Não houve nenhuma grande mudança no vestuário. Em 1970, as cozinhas já estavam plenamente equipadas com eletrodomésticos. A grande novidade de lá para cá foram os fornos de micro-ondas — e só. Os veículos à venda hoje desempenham o mesmo papel básico de transportar pessoas e cargas como faziam em 1970, apenas com maior conveniência e segurança.

A viagem aérea de hoje é até menos confortável do que era em 1970, com as configurações de assentos nas aeronaves ficando cada vez mais apertadas.

Os progressos na medicina também desaceleraram em comparação com os enormes avanços entre 1940 e 1970, que incluí­ram a invenção dos antibióticos, o desenvolvimento de procedimentos para tratar e prevenir doenças do coração e a descoberta da radioterapia e da quimioterapia — que ainda são usadas contra vários tipos de câncer.

Em 1987, o prêmio Nobel de Economia Robert Solow brincou ao dizer: ‘Podemos enxergar a era dos computadores por toda parte, exceto nas estatísticas de produtividade’. O economista Paul David respondeu: ‘Espere só’. A tese de David era que seria necessário esperar um tempo de maturação das novas tecnologias para notar seus efeitos.

David lembrou que houve um intervalo de quatro décadas entre a abertura, por Thomas Edison, da usina de eletricidade na Pearl ­Street, em Nova York, em 1882, e o crescimento da produtividade no início dos anos 20 com a eletrificação da indústria. A analogia de David se revelou profética. Alguns anos após seu artigo de 1990, a taxa de crescimento da produtividade americana realmente aumentou.

Entre 1996 e 2004, ela foi quase o dobro da taxa entre 1972 e 1996. Após 2004, no entanto, a analogia entre os computadores e a eletricidade perdeu força. As taxas de aumento da produtividade voltaram a desacelerar, apesar da proliferação de laptops e smartphones.

Minhas previsões de que o crescimento econômico nos países ricos será mais lento do que no passado são fortemente contestadas por um grupo de economistas a quem chamo de ‘tecno-otimistas’.

Eles tendem a ignorar o lento crescimento da produtividade na última década. Preveem um futuro de crescimento da produtividade espetacularmente mais acelerado com base num aumento exponencial das capacidades da inteligência artificial.

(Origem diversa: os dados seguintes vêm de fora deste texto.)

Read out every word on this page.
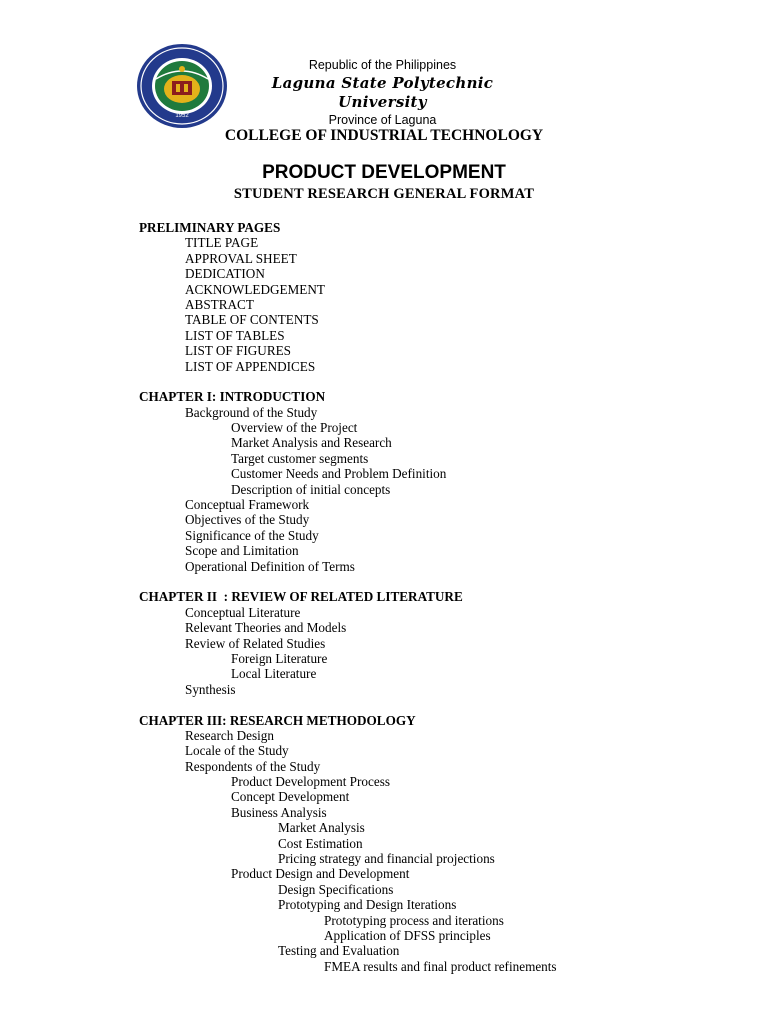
1952
Republic of the Philippines
Laguna State Polytechnic University
Province of Laguna
COLLEGE OF INDUSTRIAL TECHNOLOGY
PRODUCT DEVELOPMENT
STUDENT RESEARCH GENERAL FORMAT
PRELIMINARY PAGES
TITLE PAGE
APPROVAL SHEET
DEDICATION
ACKNOWLEDGEMENT
ABSTRACT
TABLE OF CONTENTS
LIST OF TABLES
LIST OF FIGURES
LIST OF APPENDICES
CHAPTER I: INTRODUCTION
Background of the Study
Overview of the Project
Market Analysis and Research
Target customer segments
Customer Needs and Problem Definition
Description of initial concepts
Conceptual Framework
Objectives of the Study
Significance of the Study
Scope and Limitation
Operational Definition of Terms
CHAPTER II  : REVIEW OF RELATED LITERATURE
Conceptual Literature
Relevant Theories and Models
Review of Related Studies
Foreign Literature
Local Literature
Synthesis
CHAPTER III: RESEARCH METHODOLOGY
Research Design
Locale of the Study
Respondents of the Study
Product Development Process
Concept Development
Business Analysis
Market Analysis
Cost Estimation
Pricing strategy and financial projections
Product Design and Development
Design Specifications
Prototyping and Design Iterations
Prototyping process and iterations
Application of DFSS principles
Testing and Evaluation
FMEA results and final product refinements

Sim, estamos enormemente à frente do que estavam nossos antepassados em 1870. Mas não podemos esquecer que enfrentamos barreiras para um crescimento contínuo muito maiores do que as enfrentadas pelos cidadãos dos séculos 19 e 20.”

Este é um trecho de "The Rise and Fall of American Growth: The U.S. Standard of Living Since the Civil War", de Robert J. Gordon, renomado professor de economia na Northwestern University, copyright 2016, Princenton University Press, publicação permitida.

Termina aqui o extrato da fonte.